Mrs. Prudle, eine robuste Frau in den 50ern, die sich als Haushälterin der Sullivans vorstellte, sorgte in ihrer etwas hemdsärmeligen, aber nicht unfreundlichen Art dafür, dass Steffiney alles bekam, was sie brauchte. Die ältere Frau brachte sie in dem geräumigen, gemütlichen Gästezimmer im Haupthaus unter, bereitete ihr ein Bad und brachte der jungen Frau später das Abendessen ins Zimmer hinauf.

Miss O'Brian hatte sich mit vorgetäuschten Kopfschmerzen beim Familienabendessen der fünf Sullivans entschuldigen lassen.

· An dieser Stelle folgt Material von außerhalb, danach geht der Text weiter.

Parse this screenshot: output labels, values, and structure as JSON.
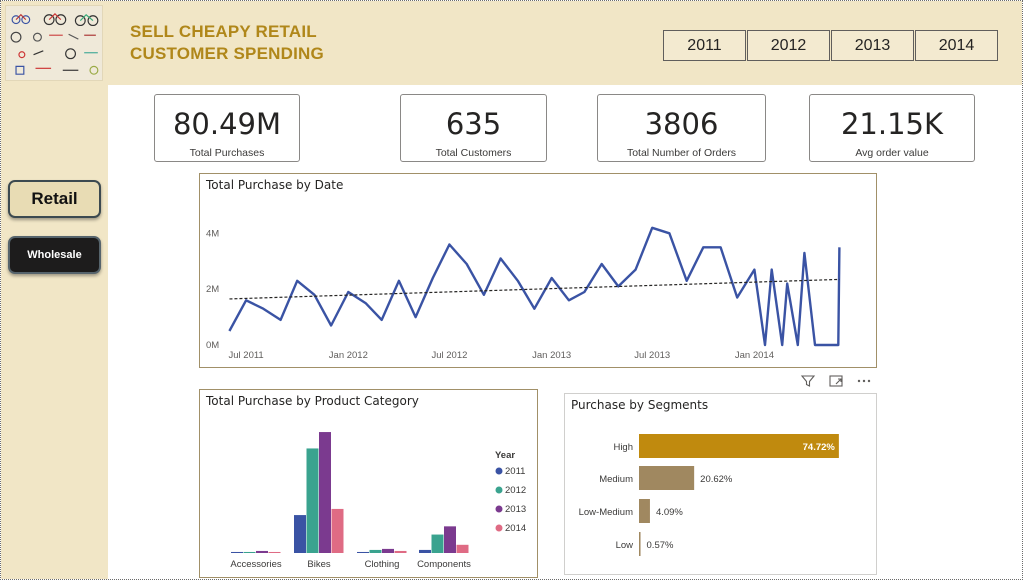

Ihr stand der Sinn nicht im Geringsten danach, unter den missbilligenden, feindseligen Blicken von Luke Sullivan Konversation mit fremden Männern zu machen. Glücklicherweise akzeptierte Mr. Sullivan ihre Entschuldigung ohne weitere Fragen zu stellen.

Als Steffiney abends in ihrem geborgten Nachthemd am geöffneten Fenster stand und auf die Prärie hinaus sah, musste sie bitter lächeln. Sie dachte an Mrs. Rulys letzte Worte, als sie sich von ihrer Wirtin verabschiedet hatte.

„Ich gratuliere Ihnen, Kindchen. Wird ja auch Zeit, dass Sie endlich unter die Haube kommen. Ich weiß gar nicht, wann ich zum letzten Mal eine alleinstehende Dame über 25 beherbergt habe. Muss ein hartes Los sein, wenn so lange keiner anbeißt“, hatte die fettleibige, ältere Dame gesagt, bevor Steffiney sich mit einem gezwungenen Lächeln bedankt hatte.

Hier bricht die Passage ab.